Reading the binary output of an external program i

2020-06-19 06:16发布

问题:

I'm trying to run an external program in SBCL and capture its output. The output is binary data (a png image), while SBCL insists on interpreting it as strings.

I tried a number of ways, like

(trivial-shell:shell-command "/path/to/png-generator" :input "some input")

(with-input-from-string (input "some input")
  (with-output-to-string (output)
    (run-program "/path/to/png-generator" () :input input :output output))


(with-input-from-string (input "some input")
  (flexi-streams:with-output-to-sequence (output)
    (run-program "/path/to/png-generator" () :input input :output output))

But I get errors like

Illegal :UTF-8 character starting at byte position 0.

It seems to me that SBCL is trying to interpret the binary data as a text and decode it. How do I change this behaviour ? I'm interested only in obtaining a vector of octets.

Edit: Since it is not clear from the text above, I'd like to add that at least in the case of flexi-stream, the element-type of the stream is a flexi-streams:octect (which is a (unsigned-byte 8)). I would expect at least in this case run-program to read the raw bytes without many issues. Instead I get a message like Don't know how to copy to stream of element-type (UNSIGNED-BYTE 8)

回答1:

Edit: I got angry at not being able to do this very simple task and solved the problem.

Functionally, the ability to send a stream of type UNSIGNED-BYTE into run-program and have it work correctly is severely limited, for reasons I don't understand. I tried gray streams, flexi-streams, fd streams, and a few other mechanisms, like you.

However, perusing run-program's source (for the fifth or sixth time), I noticed that there's an option :STREAM you can pass to output. Given that, I wondered if read-byte would work... and it did. For more performant work, one could determine how to get the length of a non-file stream and run READ-SEQUENCE on it.

(let* 
       ;; Get random bytes
      ((proc-var (sb-ext:run-program "head" '("-c" "10" "/dev/urandom")
                                     :search t
       ;; let SBCL figure out the storage type. This is what solved the problem.
                                     :output :stream))
       ;; Obtain the streams from the process object.
       (output (process-output proc-var))
       (err (process-error proc-var)))
  (values
   ;;return both stdout and stderr, just for polish.
   ;; do a byte read and turn it into a vector.
   (concatenate 'vector
                ;; A byte with value 0 is *not* value nil.

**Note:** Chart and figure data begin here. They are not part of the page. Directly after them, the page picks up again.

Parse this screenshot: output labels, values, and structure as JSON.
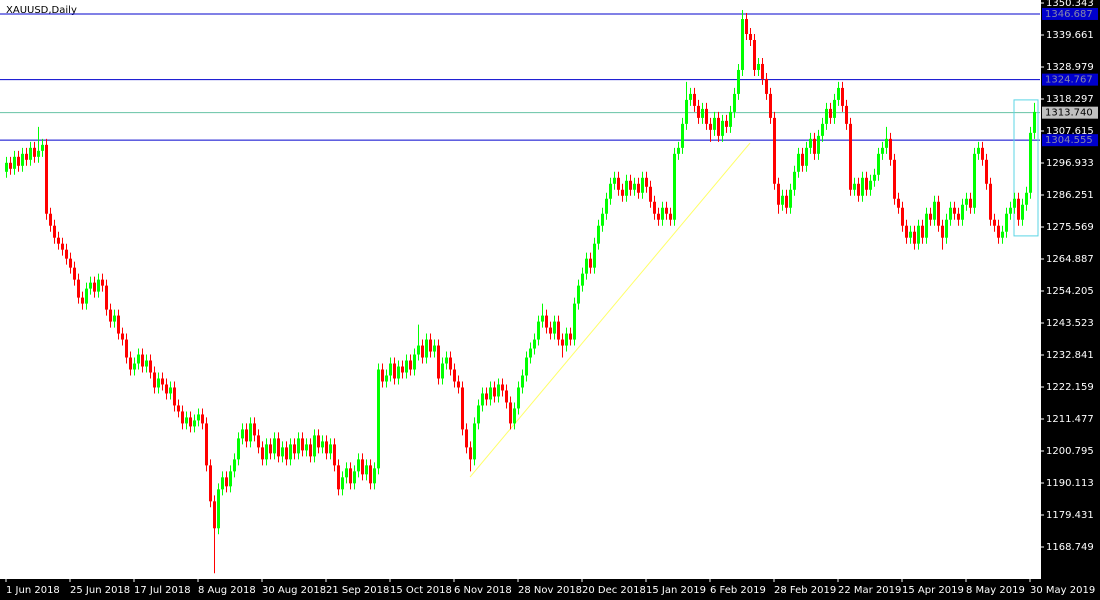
{
  "chart_data": {
    "type": "candlestick",
    "title": "XAUUSD,Daily",
    "up_color": "#00ff00",
    "down_color": "#ff0000",
    "background": "#ffffff",
    "candles": {
      "open": [
        1294,
        1297,
        1295,
        1299,
        1296,
        1300,
        1298,
        1302,
        1299,
        1301,
        1303,
        1280,
        1276,
        1272,
        1270,
        1268,
        1265,
        1262,
        1258,
        1252,
        1250,
        1255,
        1257,
        1254,
        1258,
        1256,
        1248,
        1244,
        1246,
        1240,
        1238,
        1232,
        1228,
        1230,
        1233,
        1229,
        1231,
        1227,
        1222,
        1225,
        1223,
        1220,
        1222,
        1216,
        1214,
        1210,
        1212,
        1209,
        1211,
        1213,
        1210,
        1196,
        1184,
        1175,
        1188,
        1192,
        1189,
        1194,
        1198,
        1205,
        1208,
        1204,
        1210,
        1206,
        1202,
        1198,
        1203,
        1200,
        1205,
        1199,
        1202,
        1198,
        1203,
        1200,
        1205,
        1201,
        1203,
        1199,
        1206,
        1202,
        1204,
        1200,
        1203,
        1196,
        1188,
        1192,
        1195,
        1190,
        1194,
        1198,
        1193,
        1196,
        1190,
        1195,
        1228,
        1224,
        1226,
        1230,
        1225,
        1229,
        1227,
        1231,
        1228,
        1233,
        1236,
        1232,
        1238,
        1234,
        1236,
        1225,
        1230,
        1232,
        1228,
        1224,
        1222,
        1208,
        1202,
        1198,
        1210,
        1216,
        1220,
        1218,
        1222,
        1219,
        1223,
        1221,
        1217,
        1210,
        1215,
        1222,
        1226,
        1232,
        1235,
        1238,
        1244,
        1246,
        1242,
        1240,
        1244,
        1238,
        1236,
        1240,
        1238,
        1250,
        1256,
        1260,
        1265,
        1262,
        1270,
        1276,
        1280,
        1285,
        1290,
        1292,
        1288,
        1286,
        1291,
        1288,
        1290,
        1287,
        1292,
        1289,
        1284,
        1280,
        1278,
        1282,
        1280,
        1278,
        1300,
        1302,
        1310,
        1318,
        1320,
        1316,
        1312,
        1315,
        1310,
        1308,
        1312,
        1306,
        1311,
        1309,
        1314,
        1320,
        1328,
        1345,
        1340,
        1338,
        1328,
        1330,
        1325,
        1320,
        1312,
        1290,
        1283,
        1286,
        1282,
        1288,
        1294,
        1300,
        1296,
        1302,
        1305,
        1300,
        1306,
        1310,
        1315,
        1312,
        1318,
        1322,
        1316,
        1310,
        1288,
        1290,
        1286,
        1292,
        1288,
        1291,
        1293,
        1300,
        1302,
        1305,
        1298,
        1285,
        1282,
        1276,
        1272,
        1274,
        1270,
        1276,
        1272,
        1280,
        1278,
        1284,
        1276,
        1272,
        1278,
        1282,
        1280,
        1278,
        1283,
        1285,
        1282,
        1300,
        1302,
        1298,
        1290,
        1278,
        1276,
        1272,
        1274,
        1280,
        1282,
        1285,
        1278,
        1283,
        1287,
        1307
      ],
      "high": [
        1299,
        1299,
        1301,
        1301,
        1302,
        1302,
        1304,
        1304,
        1309,
        1305,
        1305,
        1282,
        1278,
        1274,
        1272,
        1270,
        1267,
        1264,
        1260,
        1254,
        1257,
        1259,
        1259,
        1260,
        1260,
        1258,
        1250,
        1248,
        1248,
        1242,
        1240,
        1234,
        1232,
        1235,
        1235,
        1233,
        1233,
        1229,
        1227,
        1227,
        1225,
        1224,
        1224,
        1218,
        1216,
        1214,
        1214,
        1213,
        1215,
        1215,
        1212,
        1198,
        1186,
        1190,
        1194,
        1194,
        1196,
        1200,
        1207,
        1210,
        1210,
        1212,
        1212,
        1208,
        1204,
        1205,
        1205,
        1207,
        1207,
        1204,
        1204,
        1205,
        1205,
        1207,
        1207,
        1205,
        1205,
        1208,
        1208,
        1206,
        1206,
        1205,
        1205,
        1198,
        1194,
        1197,
        1197,
        1196,
        1200,
        1200,
        1198,
        1198,
        1197,
        1230,
        1230,
        1228,
        1232,
        1232,
        1231,
        1231,
        1233,
        1233,
        1235,
        1243,
        1238,
        1240,
        1240,
        1238,
        1238,
        1232,
        1234,
        1234,
        1230,
        1226,
        1224,
        1210,
        1204,
        1212,
        1218,
        1222,
        1222,
        1224,
        1224,
        1225,
        1225,
        1223,
        1219,
        1217,
        1224,
        1228,
        1234,
        1237,
        1240,
        1246,
        1250,
        1248,
        1244,
        1246,
        1246,
        1240,
        1242,
        1242,
        1252,
        1258,
        1262,
        1267,
        1267,
        1272,
        1278,
        1282,
        1287,
        1292,
        1294,
        1294,
        1290,
        1293,
        1293,
        1292,
        1292,
        1294,
        1294,
        1291,
        1286,
        1282,
        1284,
        1284,
        1282,
        1302,
        1304,
        1312,
        1324,
        1322,
        1322,
        1318,
        1317,
        1317,
        1312,
        1314,
        1314,
        1313,
        1313,
        1316,
        1322,
        1330,
        1348,
        1347,
        1342,
        1340,
        1332,
        1332,
        1327,
        1322,
        1314,
        1292,
        1288,
        1288,
        1290,
        1296,
        1302,
        1302,
        1304,
        1307,
        1307,
        1308,
        1312,
        1317,
        1317,
        1320,
        1324,
        1324,
        1318,
        1312,
        1292,
        1292,
        1294,
        1294,
        1293,
        1295,
        1302,
        1304,
        1309,
        1307,
        1300,
        1287,
        1284,
        1278,
        1276,
        1276,
        1278,
        1278,
        1282,
        1282,
        1286,
        1286,
        1278,
        1280,
        1284,
        1284,
        1282,
        1285,
        1287,
        1287,
        1302,
        1304,
        1304,
        1300,
        1292,
        1280,
        1278,
        1276,
        1282,
        1284,
        1287,
        1287,
        1285,
        1289,
        1309,
        1317
      ],
      "low": [
        1292,
        1293,
        1293,
        1294,
        1294,
        1296,
        1296,
        1297,
        1297,
        1299,
        1278,
        1274,
        1270,
        1268,
        1266,
        1263,
        1260,
        1256,
        1250,
        1248,
        1248,
        1253,
        1252,
        1252,
        1254,
        1246,
        1242,
        1242,
        1238,
        1236,
        1230,
        1226,
        1226,
        1228,
        1227,
        1227,
        1225,
        1220,
        1220,
        1221,
        1218,
        1218,
        1214,
        1212,
        1208,
        1208,
        1207,
        1207,
        1209,
        1208,
        1194,
        1182,
        1160,
        1173,
        1186,
        1187,
        1187,
        1192,
        1196,
        1203,
        1202,
        1202,
        1204,
        1200,
        1196,
        1196,
        1198,
        1198,
        1197,
        1197,
        1196,
        1196,
        1198,
        1198,
        1199,
        1199,
        1197,
        1197,
        1200,
        1200,
        1198,
        1198,
        1194,
        1186,
        1186,
        1190,
        1188,
        1188,
        1192,
        1191,
        1191,
        1188,
        1188,
        1193,
        1222,
        1222,
        1224,
        1223,
        1223,
        1225,
        1225,
        1226,
        1226,
        1231,
        1230,
        1230,
        1232,
        1232,
        1223,
        1223,
        1228,
        1226,
        1222,
        1220,
        1206,
        1200,
        1194,
        1196,
        1208,
        1214,
        1216,
        1216,
        1217,
        1217,
        1219,
        1215,
        1208,
        1208,
        1213,
        1220,
        1224,
        1230,
        1233,
        1236,
        1242,
        1240,
        1238,
        1238,
        1236,
        1232,
        1234,
        1236,
        1236,
        1248,
        1254,
        1258,
        1260,
        1260,
        1268,
        1274,
        1278,
        1283,
        1288,
        1286,
        1284,
        1284,
        1286,
        1286,
        1285,
        1285,
        1287,
        1282,
        1278,
        1276,
        1276,
        1278,
        1276,
        1276,
        1298,
        1300,
        1308,
        1316,
        1314,
        1310,
        1310,
        1308,
        1304,
        1306,
        1304,
        1304,
        1307,
        1307,
        1312,
        1318,
        1326,
        1338,
        1336,
        1326,
        1326,
        1323,
        1318,
        1310,
        1288,
        1280,
        1281,
        1280,
        1280,
        1286,
        1292,
        1294,
        1294,
        1300,
        1298,
        1298,
        1304,
        1308,
        1310,
        1310,
        1316,
        1314,
        1308,
        1286,
        1286,
        1284,
        1284,
        1286,
        1286,
        1289,
        1291,
        1298,
        1300,
        1296,
        1283,
        1280,
        1274,
        1270,
        1270,
        1268,
        1268,
        1270,
        1270,
        1276,
        1276,
        1274,
        1268,
        1270,
        1276,
        1278,
        1276,
        1276,
        1281,
        1280,
        1280,
        1298,
        1296,
        1288,
        1276,
        1274,
        1270,
        1270,
        1272,
        1278,
        1280,
        1276,
        1276,
        1281,
        1285,
        1305
      ],
      "close": [
        1297,
        1295,
        1299,
        1296,
        1300,
        1298,
        1302,
        1299,
        1301,
        1303,
        1280,
        1276,
        1272,
        1270,
        1268,
        1265,
        1262,
        1258,
        1252,
        1250,
        1255,
        1257,
        1254,
        1258,
        1256,
        1248,
        1244,
        1246,
        1240,
        1238,
        1232,
        1228,
        1230,
        1233,
        1229,
        1231,
        1227,
        1222,
        1225,
        1223,
        1220,
        1222,
        1216,
        1214,
        1210,
        1212,
        1209,
        1211,
        1213,
        1210,
        1196,
        1184,
        1175,
        1188,
        1192,
        1189,
        1194,
        1198,
        1205,
        1208,
        1204,
        1210,
        1206,
        1202,
        1198,
        1203,
        1200,
        1205,
        1199,
        1202,
        1198,
        1203,
        1200,
        1205,
        1201,
        1203,
        1199,
        1206,
        1202,
        1204,
        1200,
        1203,
        1196,
        1188,
        1192,
        1195,
        1190,
        1194,
        1198,
        1193,
        1196,
        1190,
        1195,
        1228,
        1224,
        1226,
        1230,
        1225,
        1229,
        1227,
        1231,
        1228,
        1233,
        1236,
        1232,
        1238,
        1234,
        1236,
        1225,
        1230,
        1232,
        1228,
        1224,
        1222,
        1208,
        1202,
        1198,
        1210,
        1216,
        1220,
        1218,
        1222,
        1219,
        1223,
        1221,
        1217,
        1210,
        1215,
        1222,
        1226,
        1232,
        1235,
        1238,
        1244,
        1246,
        1242,
        1240,
        1244,
        1238,
        1236,
        1240,
        1238,
        1250,
        1256,
        1260,
        1265,
        1262,
        1270,
        1276,
        1280,
        1285,
        1290,
        1292,
        1288,
        1286,
        1291,
        1288,
        1290,
        1287,
        1292,
        1289,
        1284,
        1280,
        1278,
        1282,
        1280,
        1278,
        1300,
        1302,
        1310,
        1318,
        1320,
        1316,
        1312,
        1315,
        1310,
        1308,
        1312,
        1306,
        1311,
        1309,
        1314,
        1320,
        1328,
        1345,
        1340,
        1338,
        1328,
        1330,
        1325,
        1320,
        1312,
        1290,
        1283,
        1286,
        1282,
        1288,
        1294,
        1300,
        1296,
        1302,
        1305,
        1300,
        1306,
        1310,
        1315,
        1312,
        1318,
        1322,
        1316,
        1310,
        1288,
        1290,
        1286,
        1292,
        1288,
        1291,
        1293,
        1300,
        1302,
        1305,
        1298,
        1285,
        1282,
        1276,
        1272,
        1274,
        1270,
        1276,
        1272,
        1280,
        1278,
        1284,
        1276,
        1272,
        1278,
        1282,
        1280,
        1278,
        1283,
        1285,
        1282,
        1300,
        1302,
        1298,
        1290,
        1278,
        1276,
        1272,
        1274,
        1280,
        1282,
        1285,
        1278,
        1283,
        1287,
        1307,
        1314
      ]
    },
    "xlim": [
      -1.5,
      258.5
    ],
    "xticks": [
      {
        "value": 0,
        "label": "1 Jun 2018"
      },
      {
        "value": 16,
        "label": "25 Jun 2018"
      },
      {
        "value": 32,
        "label": "17 Jul 2018"
      },
      {
        "value": 48,
        "label": "8 Aug 2018"
      },
      {
        "value": 64,
        "label": "30 Aug 2018"
      },
      {
        "value": 80,
        "label": "21 Sep 2018"
      },
      {
        "value": 96,
        "label": "15 Oct 2018"
      },
      {
        "value": 112,
        "label": "6 Nov 2018"
      },
      {
        "value": 128,
        "label": "28 Nov 2018"
      },
      {
        "value": 144,
        "label": "20 Dec 2018"
      },
      {
        "value": 160,
        "label": "15 Jan 2019"
      },
      {
        "value": 176,
        "label": "6 Feb 2019"
      },
      {
        "value": 192,
        "label": "28 Feb 2019"
      },
      {
        "value": 208,
        "label": "22 Mar 2019"
      },
      {
        "value": 224,
        "label": "15 Apr 2019"
      },
      {
        "value": 240,
        "label": "8 May 2019"
      },
      {
        "value": 256,
        "label": "30 May 2019"
      }
    ],
    "ylim": [
      1158.4,
      1351.35
    ],
    "yticks": [
      1350.343,
      1339.661,
      1328.979,
      1318.297,
      1307.615,
      1296.933,
      1286.251,
      1275.569,
      1264.887,
      1254.205,
      1243.523,
      1232.841,
      1222.159,
      1211.477,
      1200.795,
      1190.113,
      1179.431,
      1168.749
    ],
    "hlines": [
      {
        "value": 1346.687,
        "color": "#0000cd"
      },
      {
        "value": 1324.767,
        "color": "#0000cd"
      },
      {
        "value": 1304.555,
        "color": "#0000cd"
      }
    ],
    "price_line": {
      "value": 1313.74,
      "label": "1313.740",
      "color": "#66c2a5"
    },
    "trendline": {
      "x": [
        116,
        186
      ],
      "y": [
        1192.1,
        1303.6
      ],
      "color": "#ffff66"
    },
    "rectangle": {
      "x": [
        252,
        258
      ],
      "y": [
        1272.6,
        1318
      ],
      "color": "#5bd6e6"
    }
  }
}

Yay for Lisp!
                (loop for byte = (read-byte output nil)
                   while byte
                   collect byte))
   ;; repeat for stderr
   (concatenate 'vector
                (loop for byte = (read-byte err nil)
                   while byte
                   collect byte))))


回答2:

If you're willing to use some external libraries, this can be done with babel-streams. This is a function I use to safely get content from a program. I use :latin-1 because it maps the first 256 bytes just to the characters. You could remove the octets-to-string and have the vector.

If you wanted stderr as well, you could use nested 'with-output-to-sequence' to get both.

(defun safe-shell (command &rest args)                                                                                                           
  (octets-to-string                                                                                                                              
   (with-output-to-sequence (stream :external-format :latin-1)                                                                                   
     (let ((proc (sb-ext:run-program command args :search t :wait t :output stream)))                                                            
       (case (sb-ext:process-status proc)                                                                                                        
         (:exited (unless (zerop (sb-ext:process-exit-code proc))                                                                                
                    (error "Error in command")))                                                                                                 
         (t (error "Unable to terminate process")))))                                                                                            
   :encoding :latin-1))                                                                                                                          


回答3:

Paul Nathan already gave a pretty complete answer as to how to read I/O from a program as binary, so I'll just add why your code didn't work: because you explicitely asked SBCL to interpret the I/O as a string of UTF-8 characters, using with-{in,out}put-to-string.

Also, I'd like to point that you don't need to go as far as run-program's source code to get to the solution. It's clearly documented in SBCL's manual.